Reviews

Agrippina (Snape)

This new production at Snape Maltings completes English Touring Opera’s baroque opera tour

Gillin Anderson and Jake Arditti
Gillin Anderson and Jake Arditti
© Richard Hubert Smith

The visual analogy is with a queen bee, with everything else in the hive happy to arrange for her comfort and success. Gillian Webster's finely sung (though not always clearly articulated) Agrippina – in the Handel opera of which she is the titular heroine – is more of a wasp. There's death in her sting and never a lick of honey other than the musical variety.

This is the one production in ETO's baroque opera tour which would have benefitted from full surtitles. Handel's orchestration is thicker as well as more florid, even with the Old Street Band under Jonathan Peter Kenny, than that for the earlier Monteverdi and Cavalli.

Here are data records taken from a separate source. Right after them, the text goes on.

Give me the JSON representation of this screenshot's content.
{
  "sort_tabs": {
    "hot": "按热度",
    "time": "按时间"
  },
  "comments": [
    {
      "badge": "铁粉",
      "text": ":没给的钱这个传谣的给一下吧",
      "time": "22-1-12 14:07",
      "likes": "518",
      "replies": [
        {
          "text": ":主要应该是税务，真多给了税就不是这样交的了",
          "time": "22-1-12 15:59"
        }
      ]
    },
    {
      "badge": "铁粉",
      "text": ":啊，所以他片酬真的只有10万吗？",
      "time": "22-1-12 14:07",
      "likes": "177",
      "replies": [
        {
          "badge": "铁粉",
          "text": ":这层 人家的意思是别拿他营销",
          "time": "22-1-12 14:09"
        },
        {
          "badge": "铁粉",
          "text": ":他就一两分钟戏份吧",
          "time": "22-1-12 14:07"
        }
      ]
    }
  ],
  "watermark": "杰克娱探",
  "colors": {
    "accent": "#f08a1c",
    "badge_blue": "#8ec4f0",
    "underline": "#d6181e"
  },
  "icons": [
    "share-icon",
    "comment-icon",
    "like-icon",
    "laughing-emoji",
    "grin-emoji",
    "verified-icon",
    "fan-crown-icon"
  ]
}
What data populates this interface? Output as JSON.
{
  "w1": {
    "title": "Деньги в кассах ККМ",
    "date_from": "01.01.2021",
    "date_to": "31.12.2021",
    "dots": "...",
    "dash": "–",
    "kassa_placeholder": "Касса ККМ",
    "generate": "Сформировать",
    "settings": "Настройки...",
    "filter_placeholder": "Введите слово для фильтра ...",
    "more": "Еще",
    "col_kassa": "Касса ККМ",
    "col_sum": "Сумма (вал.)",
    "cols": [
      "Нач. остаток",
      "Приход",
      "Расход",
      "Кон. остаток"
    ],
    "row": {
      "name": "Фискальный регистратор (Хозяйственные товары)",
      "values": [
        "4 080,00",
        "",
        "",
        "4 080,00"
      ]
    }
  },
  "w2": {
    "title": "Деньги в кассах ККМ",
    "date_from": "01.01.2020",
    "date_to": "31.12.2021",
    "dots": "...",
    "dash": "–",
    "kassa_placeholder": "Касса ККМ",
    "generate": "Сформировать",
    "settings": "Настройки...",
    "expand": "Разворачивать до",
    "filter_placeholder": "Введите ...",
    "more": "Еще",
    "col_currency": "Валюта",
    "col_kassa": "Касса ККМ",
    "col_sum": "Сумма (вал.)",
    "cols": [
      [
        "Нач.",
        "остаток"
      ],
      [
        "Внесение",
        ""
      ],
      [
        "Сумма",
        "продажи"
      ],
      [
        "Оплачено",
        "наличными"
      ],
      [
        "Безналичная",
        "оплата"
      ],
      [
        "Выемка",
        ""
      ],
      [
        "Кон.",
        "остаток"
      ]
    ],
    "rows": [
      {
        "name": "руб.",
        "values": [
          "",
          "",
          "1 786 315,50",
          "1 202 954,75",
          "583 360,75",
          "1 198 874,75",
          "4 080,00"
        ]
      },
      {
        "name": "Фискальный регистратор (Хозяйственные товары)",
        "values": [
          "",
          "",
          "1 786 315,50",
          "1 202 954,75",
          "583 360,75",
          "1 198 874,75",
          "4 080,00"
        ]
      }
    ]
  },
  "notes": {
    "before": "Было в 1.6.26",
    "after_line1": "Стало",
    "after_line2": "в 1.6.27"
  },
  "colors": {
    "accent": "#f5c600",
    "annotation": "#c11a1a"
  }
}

Samal Blak has devised a revolving beehive of a set, honeycombed for the Claudian palace and milk chocolate-quilted for Poppea's boudoir, the whole topped with a spinning cupid to remind us that love can be a whirlwind as well as a whirligig. James Conway's direction ensures that the humour as well as the pathos of the characters' posturing makes its point.

Ottone is sung by Clint van der Linde, who spins a legato line which underpins the character's honesty and deep sincerity as well as his pain. Andrew Slater's Claudio is indeed a bull of a man and his conniving advisers Narciso and Pallante are finely characterised and sung by Russell Harcourt and Nicholas Merryweather respectively.

If Paula Sides' Poppea is a seductive minx, Jake Arditti's Nerone is a spitefully selfish embryonic tyrant. Fluttering between them all minces Luke D Williams as the servant Lesbo, all powder and fluff with a bite to his voice which reminds one that no man – or woman – is a god to those who serve at close and intimate quarters.